Assemblywoman Amy Paulin (Scarsdale, Eastchester, Tuckahoe, Bronxville, Pelham, Pelham Manor, and parts of New Rochelle and White Plains) has introduced legislation that would fight against bullying in schools.
Her communications director sent out a press release, which reads as follows:
Assemblywoman Amy Paulin announced today the introduction of a comprehensive bill in the Assembly that will combat bullying in schools. Dubbed the “Anti-Bullying Act,” the bill defines bullying for schools to use in their codes of conduct.
The bill requires that school administrators report instances of bullying. The bill also creates the crime of aggravated harassment of teachers and school personnel and requires that students are education about the effects of bullying.

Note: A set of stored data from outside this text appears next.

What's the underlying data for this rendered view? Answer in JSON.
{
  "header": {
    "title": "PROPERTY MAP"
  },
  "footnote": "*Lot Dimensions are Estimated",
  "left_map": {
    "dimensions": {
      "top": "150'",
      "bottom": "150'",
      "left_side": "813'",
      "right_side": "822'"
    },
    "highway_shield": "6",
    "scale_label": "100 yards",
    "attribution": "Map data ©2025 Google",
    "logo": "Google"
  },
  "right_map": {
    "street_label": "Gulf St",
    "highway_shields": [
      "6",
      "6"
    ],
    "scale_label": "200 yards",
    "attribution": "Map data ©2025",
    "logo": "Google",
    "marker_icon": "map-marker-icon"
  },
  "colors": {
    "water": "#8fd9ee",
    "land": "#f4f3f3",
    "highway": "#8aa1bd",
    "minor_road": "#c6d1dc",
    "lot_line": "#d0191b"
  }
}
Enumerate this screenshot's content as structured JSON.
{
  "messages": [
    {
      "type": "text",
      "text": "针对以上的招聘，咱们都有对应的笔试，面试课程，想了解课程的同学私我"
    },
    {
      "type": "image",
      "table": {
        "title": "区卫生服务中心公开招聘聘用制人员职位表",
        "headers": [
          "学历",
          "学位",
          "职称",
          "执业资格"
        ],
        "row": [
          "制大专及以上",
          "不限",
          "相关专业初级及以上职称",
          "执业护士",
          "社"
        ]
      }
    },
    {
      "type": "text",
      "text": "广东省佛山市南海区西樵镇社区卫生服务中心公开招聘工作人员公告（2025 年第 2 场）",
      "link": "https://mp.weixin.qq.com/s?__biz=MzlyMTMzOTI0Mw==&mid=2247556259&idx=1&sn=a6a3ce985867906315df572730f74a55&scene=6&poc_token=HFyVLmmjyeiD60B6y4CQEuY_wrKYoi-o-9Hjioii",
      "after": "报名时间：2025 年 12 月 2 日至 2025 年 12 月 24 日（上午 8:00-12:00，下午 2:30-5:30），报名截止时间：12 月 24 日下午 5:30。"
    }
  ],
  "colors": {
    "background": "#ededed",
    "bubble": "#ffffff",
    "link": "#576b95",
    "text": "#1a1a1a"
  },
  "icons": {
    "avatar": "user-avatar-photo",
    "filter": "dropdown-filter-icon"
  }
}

“Kids do better in school when they don’t have to worry about being bullied,” said Assemblywoman Paulin, “Requiring that the every school specifically identify and prohibit bullying will make schools safer for our children,” she said.
Despite the tragic suicides of several young teenagers in the U.S., bullying continues to be ignored in some schools. Forty three states have already passed anti-bullying laws since 1999, according to Bully Police USA, an advocacy group that assigns a letter grade to each state based on the strength of their bullying laws. New York received a grade of “F” from the group.
Paulin’s legislation requires that the code of conduct in every school specifically identify and prohibit both conventional and cyber-bullying, which the U.S. Department of Justice reports is at an all time high. The department found that 43 percent of teenagers have been victims of cyber-bullying.
Assemblywoman Paulin’s bill defines bullying based on the effects on the student who is victimized. Whether the bullying act is in person or on the web, if it affects the student’s educational process, the school district is allowed to define that as bullying on school property. This will empower school officials to help fight cyber-bullying.
“This legislation is long overdue and not only gives school employees the responsibility to address bullying but also gives principals the authority to confront electronic expressions of bullying that were often difficult to address,” said Mike McDermott, Principal of Scarsdale Middle School, “The emphasis on pro-social skill development under the umbrella of character education is an important preventative approach that should reduce incidents of bullying,” he said.
Scott Baken, a Scarsdale community leader agreed that prevention is important in curbing bullying in schools.
“This preventive approach is essential for improving school safety, fostering maturity and mutual respect among adolescents, and enabling students to grow in their humanity as well as their intellect,” said who is on the board of directors for the Holocaust and Human Rights Education center,” said Baken, These educational priorities will empower students in taking responsibility for their actions, developing leadership skills, and making positive contributions to their schools and to society as a whole,” he said.
Dr. Marilyn C. Terranova, Superintendent of the Eastchester School District said Eastchester is also looking to step up their anti-bullying initiatives through preventative education. In October 2010, the school system will implement Rachel’s Challenge, a nationally recognized program that promotes kindness and compassion.
“Amy Paulin’s proposed bill will help us solve a problem prevalent in schools across the country– bullying. This includes cyber-bullying, which has become more widespread,” said Dr. Marilyn C. Terranova.